State Department Releases Cable on Revised Guidance re 90-Day Rule

October 18, 2017

By Immigration Group

This article was prepared with the assistance of ABIL, the Alliance of Business Immigration Lawyers, of which Laura Danielson is an active member.

Number 90 in red circleThe Department of State recently released the following cable to the field:

UNCLASSIFIED 17 STATE 95090

Sep 16, 2017

Subject: Change to INA 212(a)(6)(C)(i) and Introduction of 90 Day Rule

1. SUMMARY: This cable advises posts on the application of INA section 212(a)(6)(C)(i) as it pertains to revised guidance at 9 FAM 302.9-4(B)(3)(g-h) regarding the 90 day rule, formerly known as the "30/60 day rule." Interagency working groups agreed to a change in policy and expanded the 30/60 day timeframe to 90 days for aliens who enter the United States and engage in activity inconsistent with their nonimmigrant status before procuring a change or adjustment of status. END SUMMARY.

The 90 day rule

2. The following revised guidance replaces the 30/60 day rule and applies to all adjudications that occur after September 1. The guidance should not be applied retroactively. As detailed in the revisions to 9 FAM 302.9-4(B)(3)(g-h), aliens who violate or engage in conduct inconsistent with his or her nonimmigrant status within 90 days of entry into the United States by: 1) engaging in unauthorized employment; 2) enrolling in a course of unauthorized academic study; 3) marrying a U.S. citizen or lawful permanent resident and taking up residence in the United States while in a nonimmigrant visa classification that prohibits immigrant intent; or 4) undertaking any other activity for which a change of status or adjustment of status would be required prior to obtaining such change or adjustment, may be presumed to have made a material misrepresentation. You must give the alien the opportunity to present evidence to rebut the presumption that he or she made a willful misrepresentation on prior visa applications or in their applications for admission to the United States before you can find the applicant ineligible under 212(a)(6)(C)(i). If the applicant is unable to overcome the presumption that he or she engaged in a willful misrepresentation, post must request an Advisory Opinion (AO) from the Visa Office of Advisory Opinions (CA/VO/L/A) per 9 FAM 302.9-4(B)(3)(h)(2)(b).

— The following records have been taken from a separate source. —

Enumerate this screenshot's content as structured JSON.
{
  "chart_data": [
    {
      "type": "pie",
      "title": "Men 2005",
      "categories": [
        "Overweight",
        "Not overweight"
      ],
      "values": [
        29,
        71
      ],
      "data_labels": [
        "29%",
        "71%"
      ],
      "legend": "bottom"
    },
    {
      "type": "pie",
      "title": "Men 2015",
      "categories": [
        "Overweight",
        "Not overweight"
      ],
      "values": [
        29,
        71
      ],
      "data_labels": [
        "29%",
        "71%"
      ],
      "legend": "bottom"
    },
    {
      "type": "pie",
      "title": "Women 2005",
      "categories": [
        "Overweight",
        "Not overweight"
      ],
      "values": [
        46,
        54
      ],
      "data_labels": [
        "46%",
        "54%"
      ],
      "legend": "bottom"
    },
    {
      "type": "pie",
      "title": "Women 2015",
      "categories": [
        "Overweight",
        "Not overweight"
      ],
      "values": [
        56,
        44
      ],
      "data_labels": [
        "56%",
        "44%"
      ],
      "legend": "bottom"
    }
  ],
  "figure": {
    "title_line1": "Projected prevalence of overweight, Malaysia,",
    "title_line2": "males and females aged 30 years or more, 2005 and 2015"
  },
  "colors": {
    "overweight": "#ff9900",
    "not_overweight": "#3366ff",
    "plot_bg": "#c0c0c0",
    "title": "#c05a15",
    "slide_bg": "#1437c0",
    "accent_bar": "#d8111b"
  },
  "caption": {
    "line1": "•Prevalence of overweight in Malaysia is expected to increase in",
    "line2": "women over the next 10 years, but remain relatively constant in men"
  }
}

3. If an alien violates or engages in conduct inconsistent with his or her nonimmigrant status after 90 days of entry into the United States, there generally is no presumption of willful misrepresentation. However, if facts in the case give you a reason to believe that the alien misrepresented his or her purpose of travel at the time of the visa application or application for admission, you must request an AO from CA/VO/L/A.